I cringe. After the “fainting” incident yesterday, I stayed in my room the rest of the evening and was able to avoid meeting any of the students other than Sunny. However, most of the teachers breezed through for introductions.
Professor Diamond Tomlin—the youngest of the staff at age twenty-five, and instructor of all things theatric and scientific—came in, having just returned from a weekend gig in Paris with his alternative punk band. Other than his tweed jacket and pleated pants, he looked the part of a drummer, with his dark beard and wiry build. But his hair sticking up in thick, brown waves all over his head and the sharpness of his inquisitive blue eyes gave him more of a young, rebellious Einstein vibe, which fit with what Sunny had told me: that he likes to perform science experiments in his dorm after lights-out, resulting in strange orange flashes beneath his door.
Principal Norrington came in behind the professor and shook my hand, saying he looked forward to having me in his financial-literacy and career-planning classes second semester.
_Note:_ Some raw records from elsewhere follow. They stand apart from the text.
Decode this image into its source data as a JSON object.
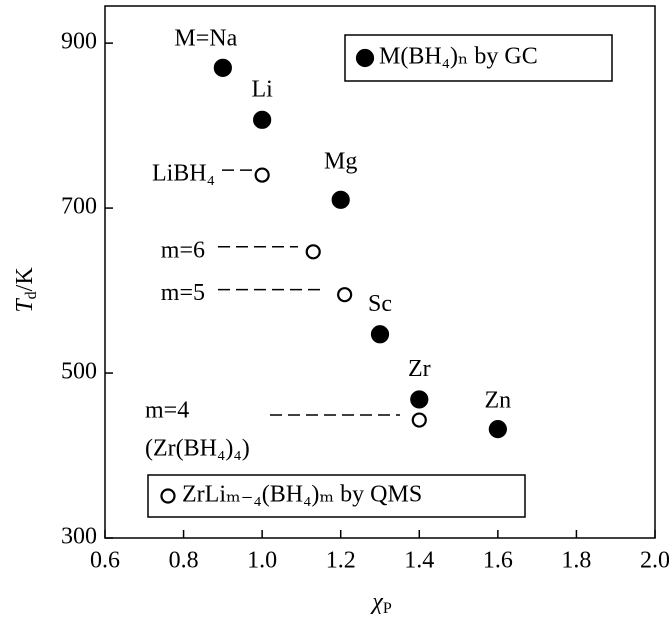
{
  "chart_data": {
    "type": "scatter",
    "x_label": [
      "χ",
      "P"
    ],
    "y_label": [
      "T",
      "d",
      "/K"
    ],
    "xlim": [
      0.6,
      2.0
    ],
    "xticks": [
      0.6,
      0.8,
      {
        "value": 1,
        "label": "1.0"
      },
      1.2,
      1.4,
      1.6,
      1.8,
      {
        "value": 2,
        "label": "2.0"
      }
    ],
    "ylim": [
      300,
      945
    ],
    "yticks": [
      300,
      500,
      700,
      900
    ],
    "series": [
      {
        "name": "M(BH₄)ₙ by GC",
        "marker": "filled",
        "color": "#000000",
        "x": [
          0.9,
          1.0,
          1.2,
          1.3,
          1.4,
          1.6
        ],
        "values": [
          870,
          807,
          710,
          547,
          468,
          432
        ],
        "labels": [
          "M=Na",
          "Li",
          "Mg",
          "Sc",
          "Zr",
          "Zn"
        ]
      },
      {
        "name": "ZrLiₘ₋₄(BH₄)ₘ by QMS",
        "marker": "open",
        "color": "#000000",
        "x": [
          1.0,
          1.13,
          1.21,
          1.4
        ],
        "values": [
          740,
          647,
          595,
          443
        ],
        "labels": [
          "LiBH₄",
          "m=6",
          "m=5",
          "m=4"
        ]
      }
    ],
    "annotation": "(Zr(BH₄)₄)"
  }
}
With his accent and weathered good looks, I was convinced there was a British spy hidden behind his stuffy sweaters and wire-rimmed glasses. Confirmation came when he unintentionally bumped into Madame Harris—school librarian, classical lit teacher, and counselor in a curvy, blond-haired, gray-eyed package—on the way out of my room. As he helped her pick up the papers she’d dropped, their eyes locked, and a 007/Miss Moneypenny vibe passed between them.
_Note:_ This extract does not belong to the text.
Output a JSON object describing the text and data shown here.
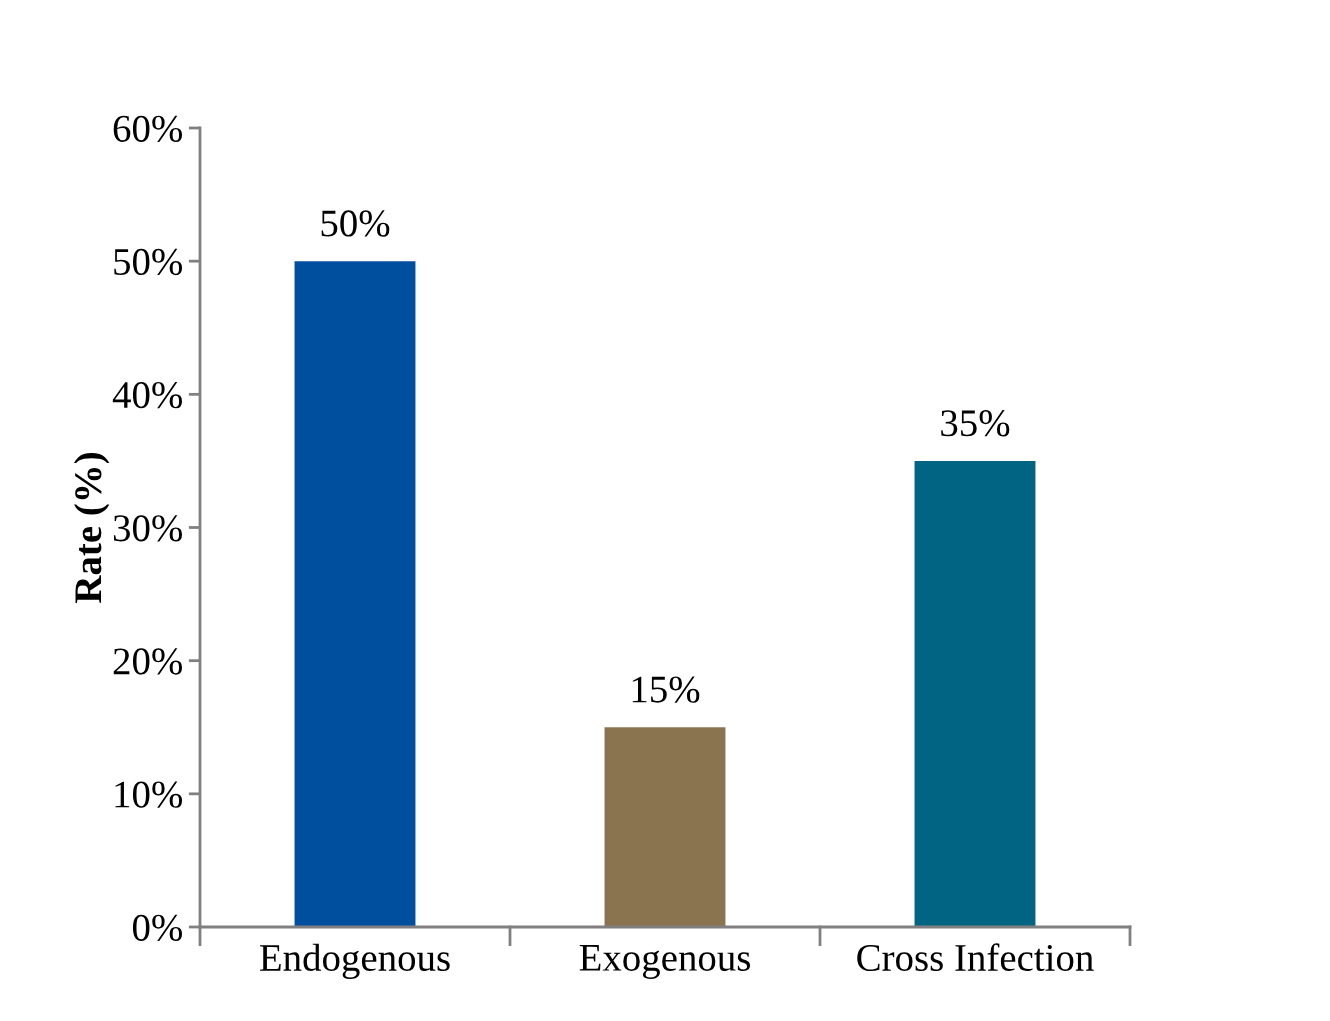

Their romantic moment shattered when Madame Bouchard—instructor of historical musicology, vocal pedagogy, and all around scariest staff member at the academy—appeared. Bouchard fit perfectly inside this gloomy, haunting place with her stiff-as-iron poise, thin-lipped, heavily painted face, and straight white hair bleeding to a hot-pink dye job before falling to her waist. She was something fresh out of Bride of Frankenstein. Yet from what Sunny told me, Bouchard is more mad scientist than monster. Her favorite pastime is taxidermy. She’s even transformed one of the empty dressing rooms on the second floor into her workshop and personal exhibition hall.